Two AUFF Starting Grants for the Department of Management

Miriam Flickinger and Tobias Otterbring have won grants aimed at promoting particularly promising internationally renowned research at the four faculties.

2017.12.12 | Merete Elmann

On 1 September, the Aarhus University Research Foundation (AUFF) received 64 AUFF Starting Grant applications, applying for a total of DKK 156 million. 32 assistant professors and 32 associate professors applied. AUFF has now decided to grant app. DKK 30 million for 18 applications, 10 for assistant professors and 8 for associate professors.

Two grants for the Department of Management is therefore very satisfying. Congratulations to Miriam Flickinger and Tobias Otterbring.

Presentation of the two winning projects

Assistant Professor Tobias Otterbring, Marketing Section

Project title: The good, the bad or the ugly? The effect of drive states on consumer choice between smaller-sooner and larger-later rewards

Abstract: Appetitive stimuli, such as delicious foods and sexually laden cues, tend to bias people’s preferences toward instant gratification and short-term goals instead of rewards visible at a later stage in time. Previous research has typically focused on how appetitive stimuli in one domain (e.g. delicious foods) influence consumer responses in that same domain (i.e. food consumption). However, despite the human penchant for rewards and regional similarities in neural processing of activities associated with food consumption, sex, and other rewarding stimuli, there has been little research studying the effects of appetitive stimuli on out-of-domain consumption. Therefore, this project aims to investigate how appetitive stimuli and their associated drive states (e.g. hunger, thirst, and sexual desire) can influence consumers’ decision-making in several distinct consumption domains. In particular, the purpose of this project is to generate new insights into which factors drive consumers to choose shortsighted, wasteful or suboptimal behaviors across domains, and whether such behaviors can be counteracted to facilitate consumers’ ability to make more informed choices that either benefit themselves or society at large. The central scientific contribution is a more holistic perspective into the effects various drive states have on consumers’ choice behavior between smaller-sooner and larger-later rewards. The knowledge produced by this project could have important implications for consumer wellbeing and public health.
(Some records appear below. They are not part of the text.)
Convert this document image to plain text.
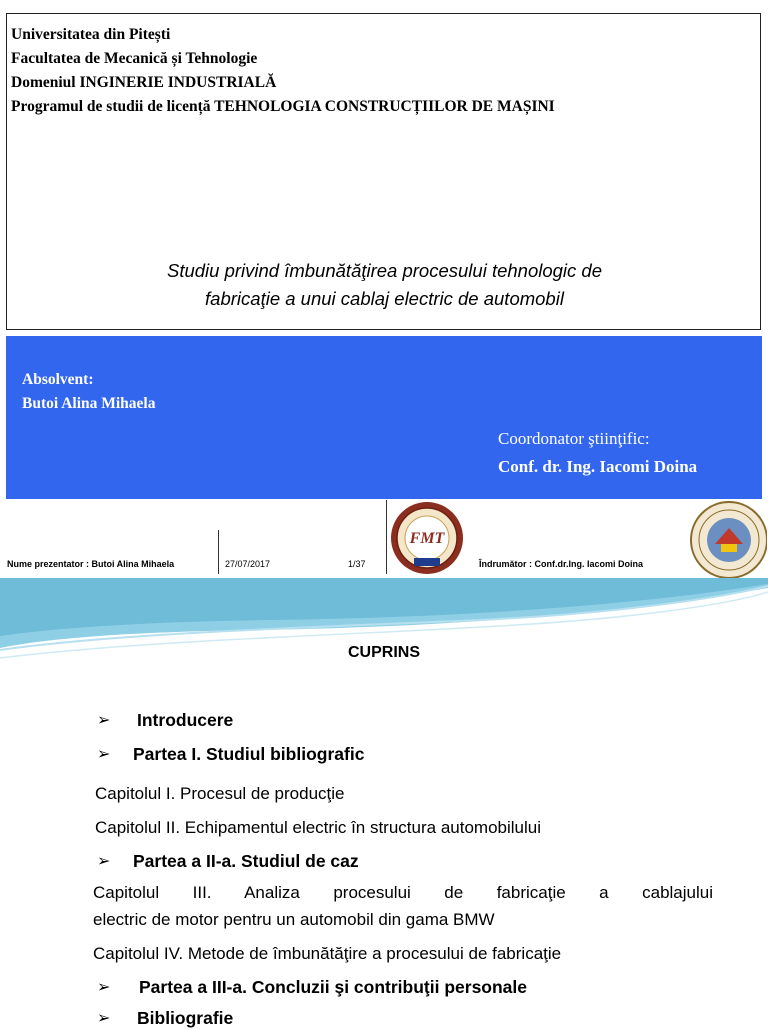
Universitatea din Pitești
Facultatea de Mecanică și Tehnologie
Domeniul INGINERIE INDUSTRIALĂ
Programul de studii de licență TEHNOLOGIA CONSTRUCȚIILOR DE MAȘINI
Studiu privind îmbunătăţirea procesului tehnologic de
fabricaţie a unui cablaj electric de automobil
Absolvent:
Butoi Alina Mihaela
Coordonator ştiinţific:
Conf. dr. Ing. Iacomi Doina
Nume prezentator : Butoi Alina Mihaela	27/07/2017	1/37
FMT
Îndrumător : Conf.dr.Ing. Iacomi Doina
CUPRINS
➢ Introducere
➢ Partea I. Studiul bibliografic
Capitolul I. Procesul de producţie
Capitolul II. Echipamentul electric în structura automobilului
➢ Partea a II-a. Studiul de caz
Capitolul III. Analiza procesului de fabricaţie a cablajului
electric de motor pentru un automobil din gama BMW
Capitolul IV. Metode de îmbunătăţire a procesului de fabricaţie
➢ Partea a III-a. Concluzii şi contribuţii personale
➢ Bibliografie
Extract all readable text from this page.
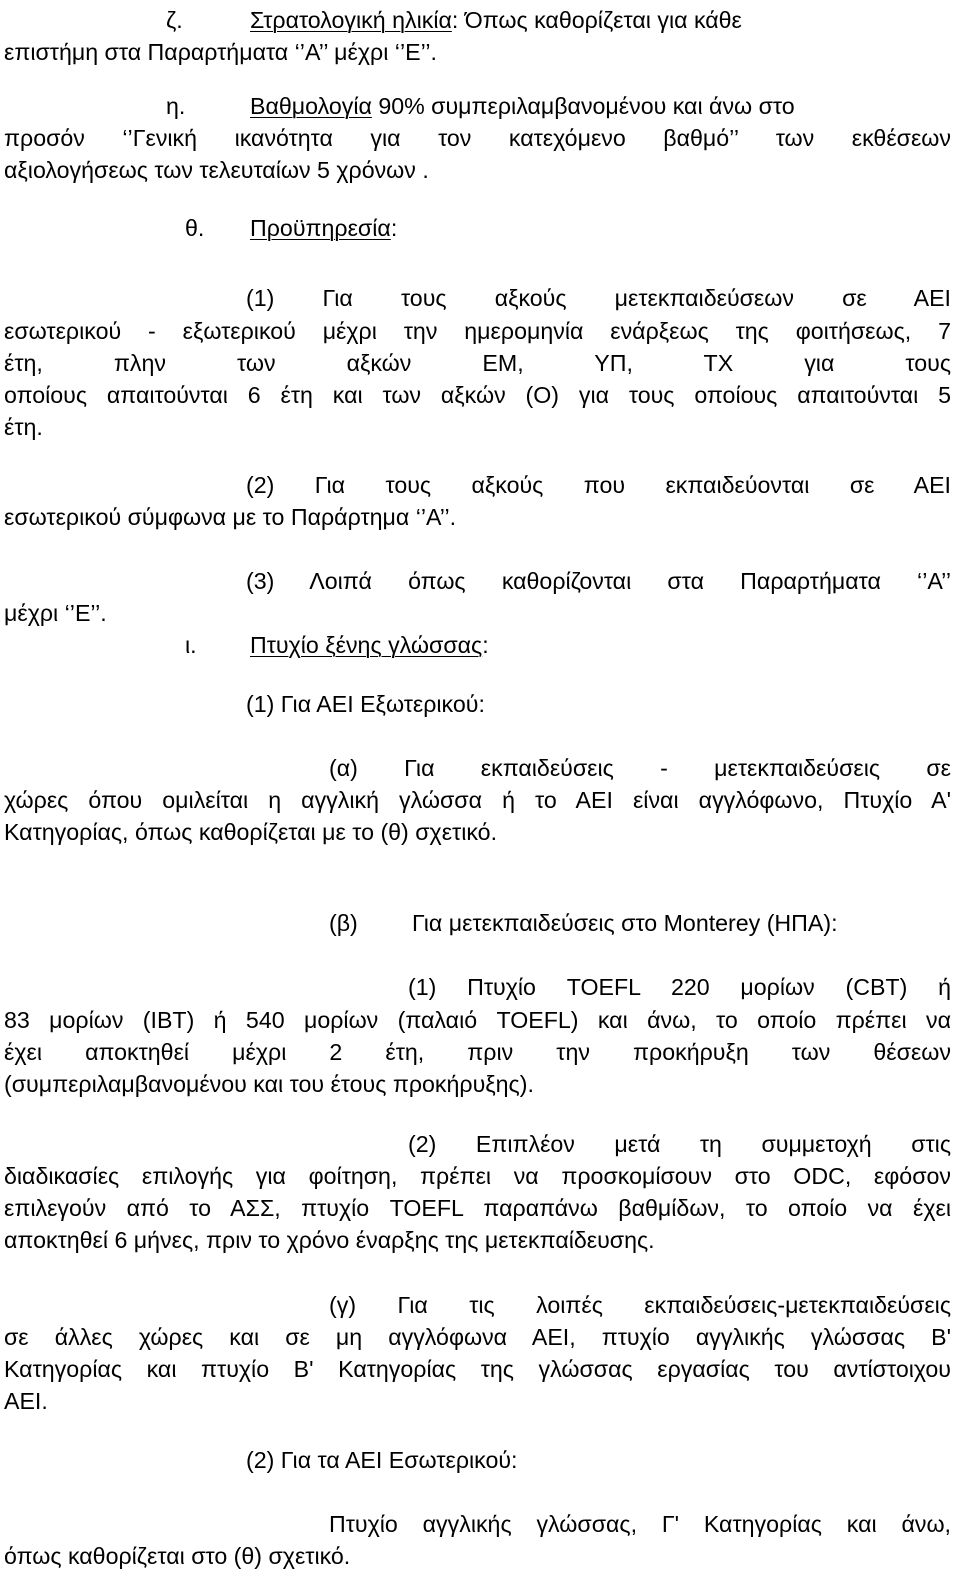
ζ.	Στρατολογική ηλικία: Όπως καθορίζεται για κάθε
επιστήμη στα Παραρτήματα ‘’Α’’ μέχρι ‘’Ε’’.
η.	Βαθμολογία 90% συμπεριλαμβανομένου και άνω στο
προσόν ‘’Γενική ικανότητα για τον κατεχόμενο βαθμό’’ των εκθέσεων
αξιολογήσεως των τελευταίων 5 χρόνων .
θ. Προϋπηρεσία:
(1) Για τους αξκούς μετεκπαιδεύσεων σε ΑΕΙ
εσωτερικού - εξωτερικού μέχρι την ημερομηνία ενάρξεως της φοιτήσεως, 7
έτη, πλην των αξκών ΕΜ, ΥΠ, ΤΧ για τους
οποίους απαιτούνται 6 έτη και των αξκών (Ο) για τους οποίους απαιτούνται 5
έτη.
(2) Για τους αξκούς που εκπαιδεύονται σε ΑΕΙ
εσωτερικού σύμφωνα με το Παράρτημα ‘’Α’’.
(3) Λοιπά όπως καθορίζονται στα Παραρτήματα ‘’Α’’
μέχρι ‘’Ε’’.
ι. Πτυχίο ξένης γλώσσας:
(1) Για ΑΕΙ Εξωτερικού:
(α) Για εκπαιδεύσεις - μετεκπαιδεύσεις σε
χώρες όπου ομιλείται η αγγλική γλώσσα ή το ΑΕΙ είναι αγγλόφωνο, Πτυχίο Α'
Κατηγορίας, όπως καθορίζεται με το (θ) σχετικό.
(β) Για μετεκπαιδεύσεις στο Monterey (ΗΠΑ):
(1) Πτυχίο TOEFL 220 μορίων (CBT) ή
83 μορίων (IBT) ή 540 μορίων (παλαιό TOEFL) και άνω, το οποίο πρέπει να
έχει αποκτηθεί μέχρι 2 έτη, πριν την προκήρυξη των θέσεων
(συμπεριλαμβανομένου και του έτους προκήρυξης).
(2) Επιπλέον μετά τη συμμετοχή στις
διαδικασίες επιλογής για φοίτηση, πρέπει να προσκομίσουν στο ODC, εφόσον
επιλεγούν από το ΑΣΣ, πτυχίο TOEFL παραπάνω βαθμίδων, το οποίο να έχει
αποκτηθεί 6 μήνες, πριν το χρόνο έναρξης της μετεκπαίδευσης.
(γ) Για τις λοιπές εκπαιδεύσεις-μετεκπαιδεύσεις
σε άλλες χώρες και σε μη αγγλόφωνα ΑΕΙ, πτυχίο αγγλικής γλώσσας Β'
Κατηγορίας και πτυχίο Β' Κατηγορίας της γλώσσας εργασίας του αντίστοιχου
ΑΕΙ.
(2) Για τα ΑΕΙ Εσωτερικού:
Πτυχίο αγγλικής γλώσσας, Γ' Κατηγορίας και άνω,
όπως καθορίζεται στο (θ) σχετικό.
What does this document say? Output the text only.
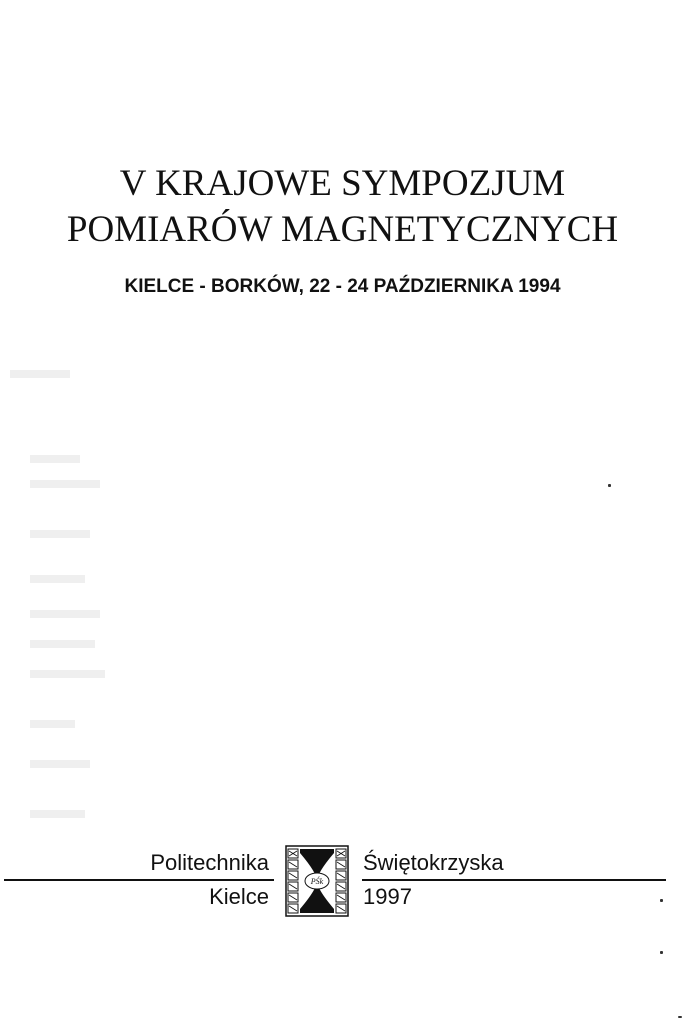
V KRAJOWE SYMPOZJUM
POMIARÓW MAGNETYCZNYCH

KIELCE - BORKÓW, 22 - 24 PAŹDZIERNIKA 1994

Politechnika	Świętokrzyska
Kielce	1997
PŚk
Money received and how it will be used: The 2,190,408 DKK will primarily be used for conducting field studies, lab experiments, and consumer panel surveys, and for employing a postdoc for three years.  

Publication goals: The project aims to produce high-quality research with scientific and societal impact. Target journals will be top-tier publications in marketing, psychology, and food science. 

 

Associate Professor Miriam Flickinger, Organisation, Strategy and Accounting Section

Project title: A Behavioral Theory of Board Service

Abstract: This research program will focus on questions concerning the formation of corporate boards and the selection of their members and will analyze these from a behavioral perspective. Although these processes have long been of interest to researchers and practitioners alike, a closer look at previous studies shows that current knowledge is predominantly based on the assumption of managers’ rational, opportunistic, and utility-maximizing behavior. Although this – in strategy and corporate governance research widespread – tenet of agency theory is able to explain some aspects of human behavior in board service, it does not consider that the behavior of individual actors occurs in a larger social environment. This research gap is critical because highly complex, fast-moving, and technologically quickly changing environments make the advice and control corporate boards offer an essential resource to the sustainable success of firms. This significance becomes visible via corporate scandals such as Enron or WorldCom and the response of governments across the world through regulatory changes to the work of corporate boards such as the U.S. Sarbanes-Oxley Act, the UK Corporate Governance Code, the German Corporate Governance Codex, or the recommendations from the Danish Committee on Corporate Governance. The research program therefore aims to fill this gap by extending available knowledge on the formation of corporate boards and the selection of their members by a behavioral perspective. On the one hand, this perspective will be applied directly to the process of board formation and member selection by asking questions such as (1) how and when are corporate boards formed, (2) how do firms and board members find each other, and (3) why do they mutually decide to enter the relationship of board service? On the other hand, this analysis leads to a number of extended questions such as (1) how is the process of formation and selection related to the work of the board and (2) how does it influence the success of the firm? Overall, the goal of the research program is to derive relevant theoretical and practical implications for individual managers, companies, lawmakers, and society.

Money received and how it will be spent: The 1,330,000 DKK will be used for employing a PhD student for two years (the funds for the third year are cofounded by the department), an expert research conference at AU during year 3, and conference travelling.

Publication goals: The research project is designed to result in three publications which are all aimed at top-tier journals in the area of strategy and management.